Each gateway has its own Netlinx Device Number and duplicate device numbers behave just like IP conflicts.
Yes they are unique. I don't think you could get two gateways with the same ID online at the same time. As soon as one came online the gateway with the duplicate ID would immediately get changed to a virtual device number I think.
Paul
Don't rule out your cabling. I had an R4 that was dropping out regularly (not often, mind you, but regularly) that was literally 3' away from he POE network switch that was feeding it. Signal strength was great on the transmit, but kinda flaky on the receive, so I thought I would switch channels to see if that helped (by the way, the R4 itself was only a 5-6 feet away).
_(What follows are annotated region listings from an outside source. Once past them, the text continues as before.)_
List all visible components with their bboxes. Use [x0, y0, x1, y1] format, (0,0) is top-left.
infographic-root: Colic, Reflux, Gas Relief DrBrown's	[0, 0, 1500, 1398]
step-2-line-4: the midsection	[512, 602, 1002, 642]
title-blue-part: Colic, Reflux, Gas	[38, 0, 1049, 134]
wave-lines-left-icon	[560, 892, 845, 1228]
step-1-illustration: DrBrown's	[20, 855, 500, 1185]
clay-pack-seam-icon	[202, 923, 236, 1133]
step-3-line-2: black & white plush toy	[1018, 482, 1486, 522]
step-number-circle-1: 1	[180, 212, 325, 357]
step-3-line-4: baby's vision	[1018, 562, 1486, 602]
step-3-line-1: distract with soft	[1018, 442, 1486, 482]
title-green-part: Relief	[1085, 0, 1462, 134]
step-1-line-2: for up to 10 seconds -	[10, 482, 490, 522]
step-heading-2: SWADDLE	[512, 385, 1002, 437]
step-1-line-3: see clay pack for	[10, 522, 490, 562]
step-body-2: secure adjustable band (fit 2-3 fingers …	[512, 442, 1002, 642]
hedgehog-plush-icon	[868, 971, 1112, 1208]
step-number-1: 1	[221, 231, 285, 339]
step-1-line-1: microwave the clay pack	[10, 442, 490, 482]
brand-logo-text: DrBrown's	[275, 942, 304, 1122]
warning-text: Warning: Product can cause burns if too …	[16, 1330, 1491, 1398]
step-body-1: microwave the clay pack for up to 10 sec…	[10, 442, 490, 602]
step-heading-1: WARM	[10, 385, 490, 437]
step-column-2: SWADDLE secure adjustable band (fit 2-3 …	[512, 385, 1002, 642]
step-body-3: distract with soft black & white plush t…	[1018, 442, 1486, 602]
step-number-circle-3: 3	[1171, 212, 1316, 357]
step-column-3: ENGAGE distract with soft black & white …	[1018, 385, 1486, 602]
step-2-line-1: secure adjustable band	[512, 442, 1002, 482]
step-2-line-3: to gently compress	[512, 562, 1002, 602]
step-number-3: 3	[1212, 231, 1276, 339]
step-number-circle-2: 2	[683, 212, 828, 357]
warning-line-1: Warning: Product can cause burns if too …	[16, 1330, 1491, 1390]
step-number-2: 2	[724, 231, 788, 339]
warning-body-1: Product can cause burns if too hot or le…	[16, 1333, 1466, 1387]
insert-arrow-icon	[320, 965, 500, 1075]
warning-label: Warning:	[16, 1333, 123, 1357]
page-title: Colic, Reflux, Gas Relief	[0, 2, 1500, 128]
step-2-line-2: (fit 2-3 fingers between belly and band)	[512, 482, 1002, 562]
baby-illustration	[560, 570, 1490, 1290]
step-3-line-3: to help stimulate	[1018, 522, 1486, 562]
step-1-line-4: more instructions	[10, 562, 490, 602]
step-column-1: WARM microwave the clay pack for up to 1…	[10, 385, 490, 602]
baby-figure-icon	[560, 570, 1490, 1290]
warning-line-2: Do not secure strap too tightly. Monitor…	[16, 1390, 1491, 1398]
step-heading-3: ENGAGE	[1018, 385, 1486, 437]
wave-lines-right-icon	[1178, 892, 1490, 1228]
I could not get into the web interface on the gateway no matter how hard I tried. I called AMX, and they sent me an RA, but when I went back with a replacement, the new one wouldn't work either. So I moved the gateway to an other location, where it worked fine. I didn't think my switch had an issue, since the other devices on it were OK (mainly IP cameras), so entirely on a hunch, I replaced the 3' cable going from the switch to the gateway. It's been fine since.
One of the biggest problems I have with cabling is that my installers often make their own from bulk CAT5 (well, CAT6 nowadays) with crimped on connectors. They test each one, but I can't get it in their heads that your basin network cable tester just checks continuity, and even getting a link light on your devices does NOT mean he cable is fine. 99% of their crimps are perfect, but that one that was done in a hurry after a queue of several dozen, is the one that comes back and bites us in the butt. But, and this is a big one, even factory-molded cables can have issues, especially the freebies that come with network devices. My point is, if you can, use a real network tester on your cabling to make sure it doesn't have too much capacitance, or dropped packets, or whatever. If you don't, just try swapping cables to see if there is any change. You can beat your head against the wall a long time looking for the problem elsewhere ( I lost nearly two days on the example cited above).